Various software tools and methodologies exist for supporting ABM. Object Orientated Programming (OOP) is widely adopted as the most common paradigm for ABM frameworks. OOP offers a natural and simple technique for modeling which is easily understood by software engineers who are familiar with object orientated design patterns. Agents can be considered to be self directed objects with the capability of choosing actions autonomously based on their environment. There is some discussion that ABMs can be represented as Petri Nets. Most of the commonly used ABM platforms follow the “framework and library” paradigm, providing a framework, a set of standard concepts for designing and describing ABMs, along with a library of software implementing the framework and providing simulation tools.

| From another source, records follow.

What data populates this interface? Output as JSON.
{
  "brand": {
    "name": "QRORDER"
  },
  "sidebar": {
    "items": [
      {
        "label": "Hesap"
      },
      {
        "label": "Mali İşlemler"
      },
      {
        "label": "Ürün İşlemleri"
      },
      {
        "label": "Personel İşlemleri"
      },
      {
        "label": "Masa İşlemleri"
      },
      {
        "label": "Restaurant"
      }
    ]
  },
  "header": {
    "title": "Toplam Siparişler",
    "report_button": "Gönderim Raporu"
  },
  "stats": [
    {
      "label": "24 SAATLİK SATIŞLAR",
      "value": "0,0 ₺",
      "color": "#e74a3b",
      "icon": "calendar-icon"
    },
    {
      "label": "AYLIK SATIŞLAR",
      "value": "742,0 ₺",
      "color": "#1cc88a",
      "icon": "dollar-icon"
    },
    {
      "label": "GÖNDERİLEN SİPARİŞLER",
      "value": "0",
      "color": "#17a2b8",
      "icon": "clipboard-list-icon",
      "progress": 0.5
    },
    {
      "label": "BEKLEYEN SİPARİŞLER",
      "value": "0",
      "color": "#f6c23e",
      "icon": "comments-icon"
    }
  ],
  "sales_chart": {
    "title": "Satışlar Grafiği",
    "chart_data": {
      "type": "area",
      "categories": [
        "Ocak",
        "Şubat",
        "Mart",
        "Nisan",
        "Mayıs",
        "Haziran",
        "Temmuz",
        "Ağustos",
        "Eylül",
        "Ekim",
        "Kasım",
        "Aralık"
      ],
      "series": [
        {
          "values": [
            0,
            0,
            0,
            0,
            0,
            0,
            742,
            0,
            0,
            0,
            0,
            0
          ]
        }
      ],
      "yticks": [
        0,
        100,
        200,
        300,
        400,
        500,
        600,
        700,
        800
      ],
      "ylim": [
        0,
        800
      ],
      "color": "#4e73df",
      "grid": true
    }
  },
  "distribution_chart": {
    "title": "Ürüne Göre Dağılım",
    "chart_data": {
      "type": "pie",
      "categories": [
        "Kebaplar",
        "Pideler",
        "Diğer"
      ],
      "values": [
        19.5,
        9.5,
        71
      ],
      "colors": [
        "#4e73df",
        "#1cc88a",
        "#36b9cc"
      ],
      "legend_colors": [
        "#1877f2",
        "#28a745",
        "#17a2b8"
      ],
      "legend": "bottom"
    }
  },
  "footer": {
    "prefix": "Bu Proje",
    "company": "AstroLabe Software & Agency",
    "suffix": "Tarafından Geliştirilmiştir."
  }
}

The synergy of software agents and simulation has two aspects: (1) contribution of simulation to software agents and (2) contribution of software agents to simulation. The first possibility is the simulation of entities represented (modeled) as software agents. This is agent simulation and brings the advantages of using simulation to systems modeled as agents (i.e., agent-based models). The second category of possibilities include simulation enriched by the possibilities offered by agents. These include, agent-supported simulation where agents can be used to have advanced front-end interfaces (for problem specification, for example) and advanced back-end interfaces (for the analysis, interpretation, and selection of model behavior), agent-based simulation, agent-monitored simulation, and agent-triggered simulation. In an agent-monitored simulation, the simulation study is monitored by software agents. These include selection of a model, pairing it with a parameter set and experimental conditions. Agent-monitored simulation may also include dynamic model composition as well as multisimulation. In an agent-triggered simulation study, a simulation study can be started (triggered) by agents.
The term agent-based simulation has two connotations: Mostly, it is used to mean agent simulation. However, when one considers the rich paradigm of full synergies of simulation and agents, that is called agent-directed simulation, agent-based simulation is reserved to the use of agents in the generation of model behavior in a simulation study.